By 1972, during their extensive tour, The Faces were starting to be overshadowed by Rod's success with his solo career, with 'Never A Dull Moment' being released the same year, reaching number 2 on the US album charts and number 1 in the UK. Other hits from this same album include, 'You Wear It Well', which reached number 13 in the US and went straight to the top position in the UK, and 'Twisting The Night Away', formerly recorded by Sam Cooke.
I'Ooh La La', The Faces' final album reached No. 1 in the UK and No. 21 in 1973. They Faces went on their final tour in 1974 to support Ooh La La and the single "Pool Hall Richard". Faces officially parted in 1975 when Ron Wood joined The Rolling Stones as their guitar player and Rod, chasing his own rainbows.

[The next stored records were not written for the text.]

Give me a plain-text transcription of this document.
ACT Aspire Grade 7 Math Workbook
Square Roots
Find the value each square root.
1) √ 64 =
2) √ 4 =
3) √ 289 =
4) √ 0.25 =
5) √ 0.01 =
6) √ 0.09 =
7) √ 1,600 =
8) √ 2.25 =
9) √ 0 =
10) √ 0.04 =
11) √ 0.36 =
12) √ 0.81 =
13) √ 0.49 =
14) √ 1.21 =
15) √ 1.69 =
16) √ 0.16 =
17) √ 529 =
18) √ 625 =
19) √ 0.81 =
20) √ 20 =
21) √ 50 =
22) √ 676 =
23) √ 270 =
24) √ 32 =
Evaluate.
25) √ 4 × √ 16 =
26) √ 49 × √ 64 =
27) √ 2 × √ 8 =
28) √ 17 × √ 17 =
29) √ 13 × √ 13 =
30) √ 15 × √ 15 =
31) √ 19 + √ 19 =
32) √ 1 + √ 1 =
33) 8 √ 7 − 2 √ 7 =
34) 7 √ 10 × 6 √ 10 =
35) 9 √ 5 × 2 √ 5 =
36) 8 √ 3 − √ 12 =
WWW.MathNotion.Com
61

As with all sunshine, a little rain must fall and so, in late 1974 when Rod released 'Smiler' the album proved an absolute flop. Although in Britain, reached number 1, and 'Farewell' number 7, it only made it to number 13, on the Billboard pop album charts and the single "Mine For Me" only No. 91 on the Billboard pop singles charts. Understandably, Smiler is referred to Rod's less successful albums of the seventies.
Rod applied for citizenship and moved to the US In 1975, due to his love affair with Britt Ekland and a fight with the Inland Revenue Services (the UK version of the IRS in the States). With producer Tom Dowd, Rod the 'Atlantic Crossing' and a different sound was born based on the Muscle Shoals rhythm section. 'Atlantic Crossing' put Rod back on track again and in the top 10 of the Billboard album charts. 'Sailing', the first single was a instant number 1 in the UK while only making it to the top 60 in the US charts. 'Sailing' made another round on the UK top ten a year later when used as the theme music for a BBC documentary series about HMS Ark Royal. Since it had been a hit twice already, it now remains as Rod's biggest-selling single in the UK. Holland-Dozier-Holland cover "This Old Heart of Mine" was also a top 100 hit in 1976. Musically, 'Atlantic Crossing' proved Rod was, without doubt, distinguishing his more mellow style with material such as Danny Whitten's "I Don't Want To Talk About It".